DNA will be needed to identify all the victims. Authorities will use the same rapid analysis tool that identified victims of the deadly wildfire that devastated the Northern California town of Paradise last year, Santa Barbara County Sheriff Bill Brown said.

Brown said he had heard anecdotally that those who died ranged from teenagers to people in their 60s. Most appeared to have been from Northern California, including Santa Cruz, San Jose and the San Francisco Bay Area, he said.

A broken-hearted mother said on her Facebook page Tuesday that her three daughters, their father and his wife were among those presumed dead.

Susana Rosas of Stockton, California, posted that her three daughters — Evan, Nicole and Angela Quitasol — were with their father Michael Quitasol and stepmother Fernisa Sison.

Evan Quitasol was a nurse at St.

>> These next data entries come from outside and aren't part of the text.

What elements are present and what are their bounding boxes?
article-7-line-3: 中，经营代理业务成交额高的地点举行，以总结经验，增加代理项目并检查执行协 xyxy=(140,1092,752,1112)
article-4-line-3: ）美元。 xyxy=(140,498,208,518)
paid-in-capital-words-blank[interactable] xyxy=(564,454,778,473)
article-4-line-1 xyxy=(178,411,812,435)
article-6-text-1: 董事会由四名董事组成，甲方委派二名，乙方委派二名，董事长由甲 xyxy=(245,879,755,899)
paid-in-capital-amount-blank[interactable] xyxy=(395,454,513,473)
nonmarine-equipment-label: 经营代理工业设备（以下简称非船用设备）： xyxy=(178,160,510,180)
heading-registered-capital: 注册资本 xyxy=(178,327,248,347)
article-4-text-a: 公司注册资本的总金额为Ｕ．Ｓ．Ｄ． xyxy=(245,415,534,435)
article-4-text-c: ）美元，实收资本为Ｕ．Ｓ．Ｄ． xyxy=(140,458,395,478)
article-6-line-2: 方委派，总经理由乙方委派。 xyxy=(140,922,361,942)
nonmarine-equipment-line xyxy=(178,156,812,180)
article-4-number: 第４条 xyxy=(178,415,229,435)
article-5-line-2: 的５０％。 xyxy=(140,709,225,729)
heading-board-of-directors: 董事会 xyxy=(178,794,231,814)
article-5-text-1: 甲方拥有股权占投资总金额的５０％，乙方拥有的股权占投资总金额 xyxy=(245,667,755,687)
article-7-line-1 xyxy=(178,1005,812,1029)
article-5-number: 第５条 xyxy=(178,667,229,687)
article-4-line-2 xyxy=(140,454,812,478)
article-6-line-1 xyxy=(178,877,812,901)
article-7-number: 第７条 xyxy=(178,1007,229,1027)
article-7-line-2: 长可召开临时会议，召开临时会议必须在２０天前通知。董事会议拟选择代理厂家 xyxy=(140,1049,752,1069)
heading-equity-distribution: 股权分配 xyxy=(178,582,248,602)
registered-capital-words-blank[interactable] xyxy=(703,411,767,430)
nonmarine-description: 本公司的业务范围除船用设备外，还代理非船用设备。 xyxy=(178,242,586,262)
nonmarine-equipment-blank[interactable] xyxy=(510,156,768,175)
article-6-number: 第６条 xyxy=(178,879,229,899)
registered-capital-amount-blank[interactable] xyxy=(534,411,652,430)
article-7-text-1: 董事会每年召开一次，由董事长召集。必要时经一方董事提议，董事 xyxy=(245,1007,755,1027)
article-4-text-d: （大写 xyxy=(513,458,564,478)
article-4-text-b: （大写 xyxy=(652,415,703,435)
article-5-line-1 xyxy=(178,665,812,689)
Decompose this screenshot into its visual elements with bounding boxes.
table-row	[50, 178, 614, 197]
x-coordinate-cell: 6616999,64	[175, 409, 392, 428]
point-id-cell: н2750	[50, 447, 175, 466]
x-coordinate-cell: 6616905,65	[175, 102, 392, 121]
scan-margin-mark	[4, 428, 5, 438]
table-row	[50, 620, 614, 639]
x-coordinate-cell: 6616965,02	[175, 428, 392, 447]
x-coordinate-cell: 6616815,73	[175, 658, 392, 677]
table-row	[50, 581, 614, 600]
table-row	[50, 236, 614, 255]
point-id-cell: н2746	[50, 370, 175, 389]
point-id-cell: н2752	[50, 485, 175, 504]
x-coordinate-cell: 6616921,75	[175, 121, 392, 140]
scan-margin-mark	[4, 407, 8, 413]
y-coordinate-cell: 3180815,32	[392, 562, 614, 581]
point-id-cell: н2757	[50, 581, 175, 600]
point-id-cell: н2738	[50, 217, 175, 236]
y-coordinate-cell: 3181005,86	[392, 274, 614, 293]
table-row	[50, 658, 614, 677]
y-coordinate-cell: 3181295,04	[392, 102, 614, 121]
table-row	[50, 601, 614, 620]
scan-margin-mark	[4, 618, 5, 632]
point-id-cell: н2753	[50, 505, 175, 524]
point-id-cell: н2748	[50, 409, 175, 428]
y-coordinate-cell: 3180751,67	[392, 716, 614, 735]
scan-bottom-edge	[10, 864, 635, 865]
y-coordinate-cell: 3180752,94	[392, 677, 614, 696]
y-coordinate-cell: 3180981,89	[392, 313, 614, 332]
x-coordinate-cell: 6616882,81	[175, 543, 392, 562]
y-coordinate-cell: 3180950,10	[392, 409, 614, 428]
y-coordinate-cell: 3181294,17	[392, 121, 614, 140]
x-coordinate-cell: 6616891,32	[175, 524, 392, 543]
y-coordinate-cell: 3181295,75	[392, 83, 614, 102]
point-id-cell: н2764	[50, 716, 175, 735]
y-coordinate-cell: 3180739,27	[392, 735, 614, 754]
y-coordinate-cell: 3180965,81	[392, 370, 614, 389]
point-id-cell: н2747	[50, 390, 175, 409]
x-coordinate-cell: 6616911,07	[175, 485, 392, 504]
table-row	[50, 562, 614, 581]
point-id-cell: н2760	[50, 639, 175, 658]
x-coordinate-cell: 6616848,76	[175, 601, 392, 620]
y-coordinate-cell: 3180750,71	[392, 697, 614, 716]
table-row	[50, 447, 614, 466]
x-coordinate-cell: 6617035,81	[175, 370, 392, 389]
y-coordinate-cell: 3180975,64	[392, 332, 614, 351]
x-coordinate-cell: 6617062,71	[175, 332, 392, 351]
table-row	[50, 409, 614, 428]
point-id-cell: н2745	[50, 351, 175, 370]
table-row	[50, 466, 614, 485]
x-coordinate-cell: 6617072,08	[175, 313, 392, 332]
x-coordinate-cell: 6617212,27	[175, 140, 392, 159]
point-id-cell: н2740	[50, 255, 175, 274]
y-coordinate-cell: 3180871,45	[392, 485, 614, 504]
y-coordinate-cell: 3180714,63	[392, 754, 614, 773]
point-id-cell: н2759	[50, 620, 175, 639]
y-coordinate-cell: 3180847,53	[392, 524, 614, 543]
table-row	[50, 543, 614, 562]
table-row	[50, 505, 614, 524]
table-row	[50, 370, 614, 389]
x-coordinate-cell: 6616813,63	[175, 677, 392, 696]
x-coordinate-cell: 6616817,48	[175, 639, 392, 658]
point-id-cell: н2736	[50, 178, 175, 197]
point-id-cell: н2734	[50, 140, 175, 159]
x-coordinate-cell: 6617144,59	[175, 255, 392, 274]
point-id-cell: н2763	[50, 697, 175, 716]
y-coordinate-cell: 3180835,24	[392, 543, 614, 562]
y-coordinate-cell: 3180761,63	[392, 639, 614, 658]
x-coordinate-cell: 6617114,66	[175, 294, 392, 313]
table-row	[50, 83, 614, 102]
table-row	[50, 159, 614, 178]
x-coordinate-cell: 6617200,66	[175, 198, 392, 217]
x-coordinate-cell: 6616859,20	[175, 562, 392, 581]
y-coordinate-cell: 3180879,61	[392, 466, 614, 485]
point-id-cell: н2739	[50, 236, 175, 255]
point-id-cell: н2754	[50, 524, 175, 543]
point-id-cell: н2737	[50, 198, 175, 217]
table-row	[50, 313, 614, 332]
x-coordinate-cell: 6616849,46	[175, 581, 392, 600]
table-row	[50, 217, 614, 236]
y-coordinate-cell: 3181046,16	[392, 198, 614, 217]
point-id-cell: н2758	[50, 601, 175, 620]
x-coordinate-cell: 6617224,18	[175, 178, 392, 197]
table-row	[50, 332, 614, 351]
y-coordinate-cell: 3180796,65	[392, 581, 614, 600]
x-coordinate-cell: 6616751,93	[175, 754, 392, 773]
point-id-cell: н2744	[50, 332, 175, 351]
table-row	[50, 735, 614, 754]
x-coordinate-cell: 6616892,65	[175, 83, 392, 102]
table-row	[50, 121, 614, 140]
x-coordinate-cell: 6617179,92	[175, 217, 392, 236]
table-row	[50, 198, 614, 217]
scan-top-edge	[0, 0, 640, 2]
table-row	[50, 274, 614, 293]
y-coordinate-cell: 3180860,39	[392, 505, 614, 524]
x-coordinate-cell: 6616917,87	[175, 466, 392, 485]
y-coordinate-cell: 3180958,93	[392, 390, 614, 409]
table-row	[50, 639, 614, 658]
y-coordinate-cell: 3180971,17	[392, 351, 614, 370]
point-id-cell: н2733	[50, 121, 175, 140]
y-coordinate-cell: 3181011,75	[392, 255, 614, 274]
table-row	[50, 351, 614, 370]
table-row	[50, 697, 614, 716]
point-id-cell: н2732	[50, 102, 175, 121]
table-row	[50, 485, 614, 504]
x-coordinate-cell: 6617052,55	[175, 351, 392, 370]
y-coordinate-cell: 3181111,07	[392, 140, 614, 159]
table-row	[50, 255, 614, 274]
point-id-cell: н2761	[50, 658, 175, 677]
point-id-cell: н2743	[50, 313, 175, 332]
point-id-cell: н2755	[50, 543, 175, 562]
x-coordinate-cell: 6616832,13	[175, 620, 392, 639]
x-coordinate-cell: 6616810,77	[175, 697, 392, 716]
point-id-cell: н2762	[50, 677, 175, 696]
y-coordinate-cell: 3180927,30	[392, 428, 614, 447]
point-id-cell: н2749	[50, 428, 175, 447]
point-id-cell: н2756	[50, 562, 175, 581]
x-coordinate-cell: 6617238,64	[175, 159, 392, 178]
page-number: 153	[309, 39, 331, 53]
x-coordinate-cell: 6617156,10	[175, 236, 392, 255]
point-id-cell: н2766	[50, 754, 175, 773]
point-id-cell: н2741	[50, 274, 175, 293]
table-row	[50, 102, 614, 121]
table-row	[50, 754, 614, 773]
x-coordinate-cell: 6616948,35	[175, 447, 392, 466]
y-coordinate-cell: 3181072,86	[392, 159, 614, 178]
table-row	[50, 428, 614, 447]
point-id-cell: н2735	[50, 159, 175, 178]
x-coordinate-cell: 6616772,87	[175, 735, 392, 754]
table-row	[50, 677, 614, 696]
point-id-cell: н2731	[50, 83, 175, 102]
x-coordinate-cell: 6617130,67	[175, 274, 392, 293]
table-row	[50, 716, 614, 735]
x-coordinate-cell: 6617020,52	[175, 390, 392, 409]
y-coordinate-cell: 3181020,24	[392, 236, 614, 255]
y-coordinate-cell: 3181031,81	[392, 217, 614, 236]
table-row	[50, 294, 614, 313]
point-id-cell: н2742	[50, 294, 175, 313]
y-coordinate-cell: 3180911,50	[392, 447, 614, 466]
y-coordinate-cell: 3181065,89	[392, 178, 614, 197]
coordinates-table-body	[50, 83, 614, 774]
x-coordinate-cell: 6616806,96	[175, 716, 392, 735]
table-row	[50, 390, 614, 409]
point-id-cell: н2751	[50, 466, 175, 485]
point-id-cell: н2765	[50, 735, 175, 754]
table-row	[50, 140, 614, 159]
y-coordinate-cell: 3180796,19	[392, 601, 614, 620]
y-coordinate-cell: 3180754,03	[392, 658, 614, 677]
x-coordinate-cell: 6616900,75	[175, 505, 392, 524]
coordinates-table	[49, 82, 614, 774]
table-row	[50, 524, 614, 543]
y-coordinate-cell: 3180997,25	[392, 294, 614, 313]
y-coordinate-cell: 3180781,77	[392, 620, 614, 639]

Joseph’s Medical Center of Stockton, where her father and Sison had worked after attending nursing school at San Joaquin Delta College.

Sison also worked at the college teaching first-year nursing students full-time in 2005 and 2006 and later as an adjunct instructor, according to the school’s spokesman, Alex Breitler.

“Everybody’s devastated. It’s a totally unexpected thing that happened,” said Dominic Selga, Sison’s ex-husband. “What caused the fire, that’s the big question, that’s what we all want to know.”

A team from the National Transportation Safety Board arrived Tuesday to investigate the cause of the tragedy.

“I am 100% confident that our investigators will determine the cause of this fire, why it occurred, how it occurred and what is needed to prevent it from happening again,” safety board member Jennifer Homendy told reporters.

Rosas’ husband, Chris, told the Los Angeles Times that Nicole Quitasol worked as a bartender in Coronado near San Diego and her sister, Angela, was a science teacher at a middle school in Stockton.

The sisters went on the trip to celebrate their dad’s birthday, Chris Rosas said. He described them as “the most kind, most loving people I’ve ever met — and I’m not just saying that because they’re family.”

Nicole worked for a Coronado restaurant called Nicky Rottens. A GoFundMe page the restaurant to help the family described Nicole as “an adventurous & loving soul.”